“Gun Safety” Is Poor Rhetoric

Recently the use of “gun safety” as an alternative for “gun control” greatly has increased. This is a mistake, for these four reasons:

  • It is not clear whether you are referring to safe storage/safe handling, or to gun control, in the aspect of what you are trying to say. You are trying to tell people gun control is great, but initially, they will think about the safe storage/safe handling, since that is the general concept to which the word “safety” best fits. You are not communicating what you mean to say.
  • Because it is not clear whether you are referring to safe storage/safe handling, or gun control, there is a lethal side effect. Safe storage/safe handling is the shared position of the overwhelming majority. If you try to push a gun control agenda through the use of that term, then whenever we urge people to “gun safety”, if they recognize your rhetoric as you mean for them to recognize it – gun control – then instead of invoking a shared position, you will be invoking a controversial position, and hence at least a significant minority will be hostile to it. Being hostile, they will not take the measures for safe storage/safe handling at the same rate that they otherwise would have done, and so the consequences of unsafe storage/unsafe handling – that is, injuries and deaths – will follow, when they didn’t have to.
  • It increases the indirection, hence the complexity, of your appeal. In general, gun regulations tend to multiply, so there already are issues of effective complexity and compliance. This is particularly true if you consider a rough policy aggregation around “no dangerous people get guns”, “no guns in dangerous situations”, but otherwise popular gun ownership. The laws people propose to implement this wind up being beyond an individual’s actionable understanding when driving between cities or performing general errands; there are too many of them in too many jurisdictions. If you intend rationally to persuade people of the goodness of policy, you are time-bound, and adding this indirection just adds more time consumption on an already effectively complicated situation.

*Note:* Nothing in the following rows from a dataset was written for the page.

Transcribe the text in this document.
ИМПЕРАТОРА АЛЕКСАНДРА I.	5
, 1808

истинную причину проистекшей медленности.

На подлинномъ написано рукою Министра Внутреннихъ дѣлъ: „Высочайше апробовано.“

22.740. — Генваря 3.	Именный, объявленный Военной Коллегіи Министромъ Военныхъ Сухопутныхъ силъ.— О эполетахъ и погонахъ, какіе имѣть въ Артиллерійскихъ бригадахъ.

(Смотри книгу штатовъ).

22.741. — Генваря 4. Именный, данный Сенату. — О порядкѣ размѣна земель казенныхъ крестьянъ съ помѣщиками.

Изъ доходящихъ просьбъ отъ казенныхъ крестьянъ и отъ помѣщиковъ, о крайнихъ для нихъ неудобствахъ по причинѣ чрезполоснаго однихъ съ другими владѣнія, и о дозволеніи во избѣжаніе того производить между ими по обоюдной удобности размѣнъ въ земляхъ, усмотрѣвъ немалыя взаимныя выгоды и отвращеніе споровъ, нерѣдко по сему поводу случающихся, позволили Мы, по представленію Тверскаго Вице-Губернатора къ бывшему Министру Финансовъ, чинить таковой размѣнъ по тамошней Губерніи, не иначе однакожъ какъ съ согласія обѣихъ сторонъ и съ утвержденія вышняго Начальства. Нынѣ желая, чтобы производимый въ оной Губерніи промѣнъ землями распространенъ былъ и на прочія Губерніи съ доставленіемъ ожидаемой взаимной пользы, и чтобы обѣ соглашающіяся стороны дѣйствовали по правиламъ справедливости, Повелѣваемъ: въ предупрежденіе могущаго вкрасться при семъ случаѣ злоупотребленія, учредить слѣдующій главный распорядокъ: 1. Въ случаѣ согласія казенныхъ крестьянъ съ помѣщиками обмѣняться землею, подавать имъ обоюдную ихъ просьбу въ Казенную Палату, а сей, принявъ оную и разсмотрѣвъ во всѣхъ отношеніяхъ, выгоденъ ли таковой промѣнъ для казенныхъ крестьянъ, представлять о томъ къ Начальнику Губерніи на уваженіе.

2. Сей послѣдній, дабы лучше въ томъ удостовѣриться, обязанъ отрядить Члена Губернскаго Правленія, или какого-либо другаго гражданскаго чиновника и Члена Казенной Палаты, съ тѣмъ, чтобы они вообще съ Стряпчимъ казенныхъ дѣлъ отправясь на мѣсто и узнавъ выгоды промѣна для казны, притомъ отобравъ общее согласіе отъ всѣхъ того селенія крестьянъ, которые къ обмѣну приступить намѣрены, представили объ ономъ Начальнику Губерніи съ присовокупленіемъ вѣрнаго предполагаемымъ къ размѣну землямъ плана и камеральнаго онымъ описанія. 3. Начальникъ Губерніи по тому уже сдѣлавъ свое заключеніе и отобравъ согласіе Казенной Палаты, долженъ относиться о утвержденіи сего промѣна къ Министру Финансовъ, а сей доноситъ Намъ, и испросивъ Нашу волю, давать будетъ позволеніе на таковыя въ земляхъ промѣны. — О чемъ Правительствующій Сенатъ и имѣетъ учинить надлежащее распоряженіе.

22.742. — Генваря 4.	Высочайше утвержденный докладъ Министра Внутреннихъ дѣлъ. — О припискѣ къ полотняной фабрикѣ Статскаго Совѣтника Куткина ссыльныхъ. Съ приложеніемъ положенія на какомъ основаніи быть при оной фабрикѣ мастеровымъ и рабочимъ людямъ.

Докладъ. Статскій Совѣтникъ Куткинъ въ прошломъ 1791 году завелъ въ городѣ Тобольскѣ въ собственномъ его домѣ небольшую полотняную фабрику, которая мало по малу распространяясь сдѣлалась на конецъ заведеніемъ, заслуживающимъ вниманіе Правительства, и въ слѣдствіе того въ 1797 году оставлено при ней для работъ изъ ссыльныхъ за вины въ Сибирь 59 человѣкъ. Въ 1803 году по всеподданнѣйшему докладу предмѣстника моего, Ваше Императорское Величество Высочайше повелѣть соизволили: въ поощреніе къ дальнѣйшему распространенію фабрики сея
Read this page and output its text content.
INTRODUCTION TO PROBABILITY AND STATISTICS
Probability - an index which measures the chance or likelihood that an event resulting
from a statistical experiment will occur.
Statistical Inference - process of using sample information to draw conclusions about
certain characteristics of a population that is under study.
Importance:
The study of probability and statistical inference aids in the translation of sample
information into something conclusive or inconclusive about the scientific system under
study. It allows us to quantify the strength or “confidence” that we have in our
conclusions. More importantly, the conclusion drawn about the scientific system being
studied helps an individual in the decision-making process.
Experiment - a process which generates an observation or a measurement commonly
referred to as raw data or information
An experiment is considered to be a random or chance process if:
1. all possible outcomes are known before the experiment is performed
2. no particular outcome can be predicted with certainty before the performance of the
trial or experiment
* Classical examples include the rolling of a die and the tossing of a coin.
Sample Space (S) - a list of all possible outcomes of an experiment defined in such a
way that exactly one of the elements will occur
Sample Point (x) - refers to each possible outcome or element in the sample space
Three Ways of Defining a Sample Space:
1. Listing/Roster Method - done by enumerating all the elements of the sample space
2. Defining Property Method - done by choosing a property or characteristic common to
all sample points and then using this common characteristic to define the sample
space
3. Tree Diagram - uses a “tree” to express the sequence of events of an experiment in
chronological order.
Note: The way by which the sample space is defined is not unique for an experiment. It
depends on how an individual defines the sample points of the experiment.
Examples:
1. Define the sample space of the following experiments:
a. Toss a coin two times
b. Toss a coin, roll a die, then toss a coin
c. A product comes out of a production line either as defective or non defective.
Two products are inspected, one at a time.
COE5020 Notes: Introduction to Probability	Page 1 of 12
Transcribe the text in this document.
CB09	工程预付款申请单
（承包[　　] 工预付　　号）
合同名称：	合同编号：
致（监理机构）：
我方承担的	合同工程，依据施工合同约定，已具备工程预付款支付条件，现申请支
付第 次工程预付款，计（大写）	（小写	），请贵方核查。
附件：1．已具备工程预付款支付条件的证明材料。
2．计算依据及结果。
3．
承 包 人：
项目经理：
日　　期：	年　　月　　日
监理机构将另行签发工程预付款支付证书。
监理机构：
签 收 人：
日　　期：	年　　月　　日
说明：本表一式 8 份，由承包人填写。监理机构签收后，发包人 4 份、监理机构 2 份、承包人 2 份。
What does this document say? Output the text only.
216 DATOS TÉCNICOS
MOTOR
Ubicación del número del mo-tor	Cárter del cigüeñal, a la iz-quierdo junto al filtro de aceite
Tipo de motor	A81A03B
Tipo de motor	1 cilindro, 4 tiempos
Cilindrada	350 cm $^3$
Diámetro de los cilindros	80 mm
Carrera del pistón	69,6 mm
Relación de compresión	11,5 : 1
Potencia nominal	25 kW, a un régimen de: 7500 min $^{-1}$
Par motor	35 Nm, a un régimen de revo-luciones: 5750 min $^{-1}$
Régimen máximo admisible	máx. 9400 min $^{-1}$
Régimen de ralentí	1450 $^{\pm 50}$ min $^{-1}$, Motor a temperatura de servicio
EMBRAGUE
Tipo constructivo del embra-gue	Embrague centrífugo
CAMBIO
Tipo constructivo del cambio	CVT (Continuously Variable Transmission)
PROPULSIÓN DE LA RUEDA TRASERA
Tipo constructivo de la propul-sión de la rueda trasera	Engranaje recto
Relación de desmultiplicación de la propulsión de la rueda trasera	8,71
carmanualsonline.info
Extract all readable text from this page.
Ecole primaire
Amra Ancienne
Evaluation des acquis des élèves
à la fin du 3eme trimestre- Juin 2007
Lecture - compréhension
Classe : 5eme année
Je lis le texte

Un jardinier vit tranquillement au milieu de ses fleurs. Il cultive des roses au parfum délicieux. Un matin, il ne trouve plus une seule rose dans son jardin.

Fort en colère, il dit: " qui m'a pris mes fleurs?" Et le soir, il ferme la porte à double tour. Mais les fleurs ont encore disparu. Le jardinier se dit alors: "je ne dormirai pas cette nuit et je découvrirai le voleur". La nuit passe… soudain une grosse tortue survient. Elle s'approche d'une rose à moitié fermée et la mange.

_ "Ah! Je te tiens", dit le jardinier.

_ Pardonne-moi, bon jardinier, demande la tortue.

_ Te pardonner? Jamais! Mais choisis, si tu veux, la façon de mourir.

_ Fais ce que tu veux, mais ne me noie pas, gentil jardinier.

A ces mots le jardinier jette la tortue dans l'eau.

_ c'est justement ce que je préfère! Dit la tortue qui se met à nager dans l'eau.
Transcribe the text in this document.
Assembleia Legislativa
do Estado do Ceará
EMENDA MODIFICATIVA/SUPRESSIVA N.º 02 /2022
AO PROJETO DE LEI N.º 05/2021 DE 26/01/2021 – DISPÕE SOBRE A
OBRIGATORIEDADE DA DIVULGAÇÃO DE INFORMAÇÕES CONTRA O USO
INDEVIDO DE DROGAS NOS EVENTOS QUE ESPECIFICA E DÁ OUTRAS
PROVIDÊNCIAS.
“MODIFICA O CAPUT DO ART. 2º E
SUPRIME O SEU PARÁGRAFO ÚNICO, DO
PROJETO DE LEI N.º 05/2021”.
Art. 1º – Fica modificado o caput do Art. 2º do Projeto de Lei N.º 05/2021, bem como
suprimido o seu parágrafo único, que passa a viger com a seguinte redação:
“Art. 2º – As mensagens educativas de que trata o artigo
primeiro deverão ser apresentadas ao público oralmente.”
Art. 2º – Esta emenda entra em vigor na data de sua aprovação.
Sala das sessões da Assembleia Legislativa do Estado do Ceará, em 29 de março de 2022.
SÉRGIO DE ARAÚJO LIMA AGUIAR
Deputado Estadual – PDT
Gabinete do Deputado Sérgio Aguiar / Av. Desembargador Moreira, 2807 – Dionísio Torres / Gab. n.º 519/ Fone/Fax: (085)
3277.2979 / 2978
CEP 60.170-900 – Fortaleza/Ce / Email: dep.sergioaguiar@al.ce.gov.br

  • Finally, there is the matter of the loss of goodwill and fraudulent presentation that gets raised by this co-opting of the general terminology “safety”. Neither gun rights or gun control perfectly addresses safety: gun rights will limit rioting and provides some capability against evil rulers, while gun control limits “family fire” and the severity of various impulsive crimes. Hence neither policy tendency obviously is better aligned to an increase in safety (safety is a general term, we should not try to make it specific). By appropriating “safety” for one side, that is an lie of itself, and by hiding the gun control agenda in it, it is a form of fraud, to conflate safe storage/safe handling with gun control. When you lie to people, and use terminology that misleads/misrepresents your position, it makes it impossible for them to enter into a contract with you (which assumes your reliability to uphold your end of it). Accepting a trade of guns, in exchange for a promise of public safety via proper law enforcement, is such a contract. Therefore you are making it impossible for people to accept your policy proposals.